The PSA test casts a net that is too big and too full of holes. Finding a replacement that catches fewer healthy men, but more of those who do have cancer, would help settle at least one of the clinical conundrums concerning prostate cancer.
The new test is being developed by researchers at Johns Hopkins Hospital and Onconome Inc., a Seattle-based biomedical company. It could become commercially available in 2008.
Prostate cancer is diagnosed in about 230,000 American men each year, and about 30,000 die of it. The death rate is 2.5 times higher among blacks than among whites.
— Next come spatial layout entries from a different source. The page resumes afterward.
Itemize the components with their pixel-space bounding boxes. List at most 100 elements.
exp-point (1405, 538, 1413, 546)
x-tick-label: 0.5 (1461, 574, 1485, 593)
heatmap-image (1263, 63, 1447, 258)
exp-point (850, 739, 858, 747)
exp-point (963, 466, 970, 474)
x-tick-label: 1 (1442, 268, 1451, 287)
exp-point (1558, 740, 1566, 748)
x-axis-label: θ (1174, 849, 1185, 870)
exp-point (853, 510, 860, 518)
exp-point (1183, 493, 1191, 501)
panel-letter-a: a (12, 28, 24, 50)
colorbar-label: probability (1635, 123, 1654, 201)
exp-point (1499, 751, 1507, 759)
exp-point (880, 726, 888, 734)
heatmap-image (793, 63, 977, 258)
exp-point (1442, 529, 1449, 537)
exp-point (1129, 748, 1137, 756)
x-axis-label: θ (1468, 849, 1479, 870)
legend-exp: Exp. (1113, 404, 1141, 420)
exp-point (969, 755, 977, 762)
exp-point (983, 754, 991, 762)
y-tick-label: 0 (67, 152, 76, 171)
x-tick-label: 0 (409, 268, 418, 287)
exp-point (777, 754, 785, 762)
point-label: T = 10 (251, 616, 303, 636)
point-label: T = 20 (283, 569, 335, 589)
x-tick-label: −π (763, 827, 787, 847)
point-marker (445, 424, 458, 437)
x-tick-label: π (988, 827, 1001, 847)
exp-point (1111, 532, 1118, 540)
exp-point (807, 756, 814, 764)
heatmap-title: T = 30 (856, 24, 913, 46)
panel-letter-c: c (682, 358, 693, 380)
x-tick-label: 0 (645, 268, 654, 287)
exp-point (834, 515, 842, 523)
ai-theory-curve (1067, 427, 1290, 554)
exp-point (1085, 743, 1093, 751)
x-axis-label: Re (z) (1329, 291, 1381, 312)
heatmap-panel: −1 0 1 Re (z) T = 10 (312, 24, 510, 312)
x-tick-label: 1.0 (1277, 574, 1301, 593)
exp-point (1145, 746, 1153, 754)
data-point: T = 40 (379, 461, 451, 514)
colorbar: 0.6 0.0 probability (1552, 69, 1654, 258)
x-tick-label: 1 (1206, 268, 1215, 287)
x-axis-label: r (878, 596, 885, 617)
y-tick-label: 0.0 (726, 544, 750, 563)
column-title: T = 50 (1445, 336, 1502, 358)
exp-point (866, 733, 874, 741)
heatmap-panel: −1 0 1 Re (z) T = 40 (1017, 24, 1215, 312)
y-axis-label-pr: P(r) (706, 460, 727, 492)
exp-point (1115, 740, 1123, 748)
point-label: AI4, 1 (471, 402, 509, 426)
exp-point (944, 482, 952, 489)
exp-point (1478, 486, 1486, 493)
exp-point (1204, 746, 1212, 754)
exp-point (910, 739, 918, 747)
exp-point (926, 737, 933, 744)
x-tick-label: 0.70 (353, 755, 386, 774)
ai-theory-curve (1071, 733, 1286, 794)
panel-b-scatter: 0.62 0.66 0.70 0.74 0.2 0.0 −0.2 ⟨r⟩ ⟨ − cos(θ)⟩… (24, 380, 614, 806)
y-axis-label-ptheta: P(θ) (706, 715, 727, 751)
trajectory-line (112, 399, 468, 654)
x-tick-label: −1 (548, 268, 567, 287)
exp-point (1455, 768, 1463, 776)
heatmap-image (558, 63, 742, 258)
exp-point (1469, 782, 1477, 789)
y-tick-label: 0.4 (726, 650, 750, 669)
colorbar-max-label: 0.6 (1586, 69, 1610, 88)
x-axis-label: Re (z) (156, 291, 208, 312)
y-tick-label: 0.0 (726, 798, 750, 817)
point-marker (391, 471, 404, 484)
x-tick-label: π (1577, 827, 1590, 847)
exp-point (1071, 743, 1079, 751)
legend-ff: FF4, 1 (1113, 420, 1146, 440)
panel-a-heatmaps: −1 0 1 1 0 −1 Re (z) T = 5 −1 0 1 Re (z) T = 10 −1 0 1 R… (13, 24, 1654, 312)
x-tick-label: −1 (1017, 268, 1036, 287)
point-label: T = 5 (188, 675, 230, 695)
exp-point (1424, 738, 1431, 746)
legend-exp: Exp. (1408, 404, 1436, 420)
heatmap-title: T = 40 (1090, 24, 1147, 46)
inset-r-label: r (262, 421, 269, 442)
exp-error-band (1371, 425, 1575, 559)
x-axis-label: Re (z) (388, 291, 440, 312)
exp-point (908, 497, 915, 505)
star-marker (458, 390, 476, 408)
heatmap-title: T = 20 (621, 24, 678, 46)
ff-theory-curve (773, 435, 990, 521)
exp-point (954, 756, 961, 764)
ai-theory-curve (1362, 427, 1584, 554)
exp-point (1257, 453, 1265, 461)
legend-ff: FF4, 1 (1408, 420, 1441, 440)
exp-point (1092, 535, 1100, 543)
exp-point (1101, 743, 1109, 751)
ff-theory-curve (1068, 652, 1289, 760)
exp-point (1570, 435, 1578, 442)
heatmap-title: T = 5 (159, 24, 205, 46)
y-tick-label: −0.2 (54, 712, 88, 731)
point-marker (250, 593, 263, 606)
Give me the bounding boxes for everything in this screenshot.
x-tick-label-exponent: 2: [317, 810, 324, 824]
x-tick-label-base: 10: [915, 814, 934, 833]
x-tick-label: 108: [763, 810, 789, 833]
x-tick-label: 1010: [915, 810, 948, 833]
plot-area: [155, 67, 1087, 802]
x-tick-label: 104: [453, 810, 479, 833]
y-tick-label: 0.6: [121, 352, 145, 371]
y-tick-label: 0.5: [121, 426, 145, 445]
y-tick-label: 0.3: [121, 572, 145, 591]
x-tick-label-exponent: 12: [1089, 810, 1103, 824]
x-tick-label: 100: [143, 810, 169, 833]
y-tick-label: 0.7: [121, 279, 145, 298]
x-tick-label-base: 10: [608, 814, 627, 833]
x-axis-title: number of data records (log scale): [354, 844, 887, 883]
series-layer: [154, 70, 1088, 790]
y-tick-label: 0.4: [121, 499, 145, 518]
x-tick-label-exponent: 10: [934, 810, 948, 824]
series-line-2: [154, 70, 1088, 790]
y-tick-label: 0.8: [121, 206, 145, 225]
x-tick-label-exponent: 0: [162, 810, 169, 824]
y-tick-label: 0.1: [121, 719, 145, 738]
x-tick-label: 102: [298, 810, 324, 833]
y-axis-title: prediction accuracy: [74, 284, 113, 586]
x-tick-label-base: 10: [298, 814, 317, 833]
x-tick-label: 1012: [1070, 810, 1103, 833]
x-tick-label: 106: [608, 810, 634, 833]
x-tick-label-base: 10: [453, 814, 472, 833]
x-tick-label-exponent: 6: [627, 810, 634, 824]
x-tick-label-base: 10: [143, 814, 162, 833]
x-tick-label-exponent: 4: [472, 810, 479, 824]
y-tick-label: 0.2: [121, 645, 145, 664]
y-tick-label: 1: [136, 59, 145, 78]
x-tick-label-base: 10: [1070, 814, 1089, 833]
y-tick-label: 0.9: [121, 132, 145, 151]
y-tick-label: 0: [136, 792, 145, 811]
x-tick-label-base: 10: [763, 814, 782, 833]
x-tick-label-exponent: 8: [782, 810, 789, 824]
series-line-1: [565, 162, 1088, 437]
At the moment, men are screened for the disease in two ways -- by a rectal exam and by the PSA (prostate-specific antigen) test. If a lump is detected or if the PSA is above 2.5 (nanograms per milliliter of plasma), most physicians will suggest a biopsy.
EPCA-2 is a protein that is part of the "nuclear matrix," the scaffolding inside a cell's nucleus that helps it copy its genes. The Hopkins researchers measured it in different groups of men whose cancer status was known.
They tried the new test on 30 men with PSA readings above 2.5 and in whom biopsies found no cancer. All had normal EPCA-2 readings (below 30 ng per ml.). This suggested that the test may eliminate many of the "false-positive" PSA results -- readings that are abnormal but apparently do not denote cancer.
On the other hand, the EPCA-2 test appears able to detect cancer even when the tumor is small. It identified 36 out of 40 men who had cancer confined to the prostate gland, and 39 out of 40 men in whom the tumor had spread. It also identified many men -- 14 out of 18 -- who had cancer but whose PSAs were normal.
This last group is especially worrisome to physicians. A study published three years ago found that about 12 percent of men with normal PSA readings have cancer.
The new test is not perfect, though. Getzenberg and his colleagues tried it on 35 men with severe "benign prostatic hypertrophy" -- enlargement of the prostate that sometimes makes the PSA go up but is not cancer. In eight of them, the EPCA-2 was high, suggesting that the EPCA-2 test would flag some men who turn out not to have cancer -- although probably not as many as the PSA test does.
The new test will not help solve the other major clinical uncertainty in prostate cancer. It is unclear who will clearly benefit from aggressive treatment and who are likely to be able to live a normal life if the tumors are simply followed and removed only if they begin to cause symptoms.